Pa. reports shortage on second Moderna doses
Pennsylvania has a shortage of second doses of the Moderna vaccine, which will result in delays and rescheduled appointments.
Acting Department of Health Secretary Alison Beam said Feb. 17 this will result in delays for more than 115,000 people.
“As the Department of Health works to improve the complex processes necessary to get the COVID-19 vaccine from the manufacturers into the arms of Pennsylvanians as quickly as possible, we discovered some providers inadvertently used the Moderna vaccine shipped to them intended as second doses, as first doses,” Beam said.
Basically, Beam said the second-dose Moderna vaccine requests far exceed the vaccine allocated to the state this week.
The Pfizer vaccine was not affected.
It wasn’t clear if anyone would be held accountable. Beam would not confirm who or how many providers made the mistake.
“We’re not here to have blame placed anywhere,” Beam added. “In fact, we want to make sure that all of us are focusing on the path forward and the fix directionally moving Pennsylvania forward as well.”
Beam labeled it as a “structural issue” which started in the beginning of January.
“It was an issue that compounded week over week,” Beam said. “This is the week where we’ve addressed it, because it has become so significant, that again, the amount of requested second doses of Moderna was almost equal to our entire allocation of Moderna. … Over the next two to three weeks, we will have corrected for it.”
Plan of correction
Part of the plan is to make extensive vaccine appointment reschedulings and delays - within the Centers for Disease Control and Prevention guidelines.
Patients should expect some kind of communication from their provider for a rescheduling of their first or second Moderna dose.
“Adjusting the timing of Moderna’s second-dose administration - all providers will be following CDC guidelines that sets that minimum time between doses at 28 days and the maximum time at 42 days.”
Second doses of the two-shot Pfizer and Moderna vaccines are typically administered 21 and 28 days apart, respectively, but the U.S. Centers for Disease Control and Prevention recently updated its guidance to allow the second dose of the shots to be delayed up to six weeks past the initial dose.
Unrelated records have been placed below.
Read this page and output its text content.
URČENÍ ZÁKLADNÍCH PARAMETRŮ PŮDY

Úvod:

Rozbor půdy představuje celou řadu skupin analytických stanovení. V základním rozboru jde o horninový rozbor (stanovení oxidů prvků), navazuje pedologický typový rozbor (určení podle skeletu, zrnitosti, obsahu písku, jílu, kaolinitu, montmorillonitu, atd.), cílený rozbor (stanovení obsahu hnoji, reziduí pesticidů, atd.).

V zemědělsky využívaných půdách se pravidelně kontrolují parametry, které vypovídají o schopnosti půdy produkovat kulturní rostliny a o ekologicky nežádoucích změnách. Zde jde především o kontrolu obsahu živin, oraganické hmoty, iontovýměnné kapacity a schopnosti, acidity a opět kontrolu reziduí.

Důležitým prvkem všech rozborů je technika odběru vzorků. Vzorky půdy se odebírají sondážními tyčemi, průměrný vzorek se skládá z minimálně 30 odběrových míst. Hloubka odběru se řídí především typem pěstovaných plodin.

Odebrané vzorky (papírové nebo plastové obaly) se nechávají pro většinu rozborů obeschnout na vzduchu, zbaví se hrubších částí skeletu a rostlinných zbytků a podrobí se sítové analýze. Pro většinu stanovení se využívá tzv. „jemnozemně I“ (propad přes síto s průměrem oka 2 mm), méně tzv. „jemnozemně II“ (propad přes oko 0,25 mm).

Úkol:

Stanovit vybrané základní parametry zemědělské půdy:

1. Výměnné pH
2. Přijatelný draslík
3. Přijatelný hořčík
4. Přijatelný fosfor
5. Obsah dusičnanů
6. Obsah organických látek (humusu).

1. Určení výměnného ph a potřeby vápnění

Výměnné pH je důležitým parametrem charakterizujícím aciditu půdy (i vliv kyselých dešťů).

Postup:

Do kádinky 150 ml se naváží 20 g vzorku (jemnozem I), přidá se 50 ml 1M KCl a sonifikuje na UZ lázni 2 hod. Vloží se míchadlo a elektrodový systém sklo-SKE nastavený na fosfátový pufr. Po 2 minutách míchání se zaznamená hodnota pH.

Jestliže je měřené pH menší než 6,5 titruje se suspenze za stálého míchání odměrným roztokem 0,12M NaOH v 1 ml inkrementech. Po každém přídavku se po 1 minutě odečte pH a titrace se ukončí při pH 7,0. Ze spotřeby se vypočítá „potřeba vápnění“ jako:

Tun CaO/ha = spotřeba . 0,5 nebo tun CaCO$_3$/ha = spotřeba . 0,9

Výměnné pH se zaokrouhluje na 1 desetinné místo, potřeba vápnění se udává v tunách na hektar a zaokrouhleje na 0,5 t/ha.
Pennsylvania has been holding second doses in reserve to ensure they will be available for residents who have gotten the initial shot, but Beam said a “structural issue” with vaccine deliveries emerged at the beginning of January and then festered for weeks.
Inconsistent vaccine supply, confusion about deliveries and a lack of clear communication between the health department and vaccine providers created a “perfect storm,” Beam said.
Where it started
The health department said that while it’s still determining “root causes,” part of the problem stemmed from vaccine shipments not clearly labeled as first and second doses.
State health officials told providers they didn’t need to sit on vaccine because second doses had been accounted for in the state’s distribution calculation.
“So, when providers heard department staff saying things like, ‘There is no need for vaccine providers to hold back any first doses,’ they may have felt pressure to use all of the vaccine they had on hand, when in reality, some of those doses were earmarked for second dose vaccinations,” health department spokesperson Barry Ciccocioppo said.
“By extending the time between doses, while remaining within CDC guidelines, we can minimize any disruption to first-dose vaccinations. Our goal remains getting the extremely limited supply of vaccine to people as quickly and efficiently as possible,” Beam said.
Who is affected
Overall, up to 115,000 Pennsylvanians could be forced to reschedule appointments due to the mistakes and shortage of vaccine.
“For second appointments, that would likely need to be rescheduled out one or two weeks max, there are roughly 30,000-60,000 that would need to be rescheduled one or two weeks out,” Beam said.
“For first appointments, there could be 30,000-55,000 first doses that providers had expected and anticipated that would not be delivered this week.”
Change in providers
Additionally, moving forward, primary-care physicians will no longer be administering vaccines. However, patients who already received a first dose from their physician may go back for their second dose when available.
“For first doses within the primary care physician offices, you’ll be seeing that tapering, but the second doses will still go to the provider which you received your first dose,” Beam said.
“We are working very closely with our provider partners to understand the rescheduling process that our providers will go through for those second doses to make sure that folks are rescheduled for their second-dose appointment at their same provider.”
Beam said, the medicine in both the first and second Moderna doses are the same.
“For patients who had inadvertently received a second dose as a first dose, their experience likely would not even be something that is visible to them in understanding that it was as a second dose that was used as a first dose,” Beam said. “They should not start their vaccination process over again.”
Through Feb. 16, 1,749,949 doses have been administered by local vaccine providers.
“Ultimately, it’s a scarcity of commodity,” Beam said. “We still do not have enough vaccine to go around. We don’t want to have that get lost in the messaging today. We still need vaccine.”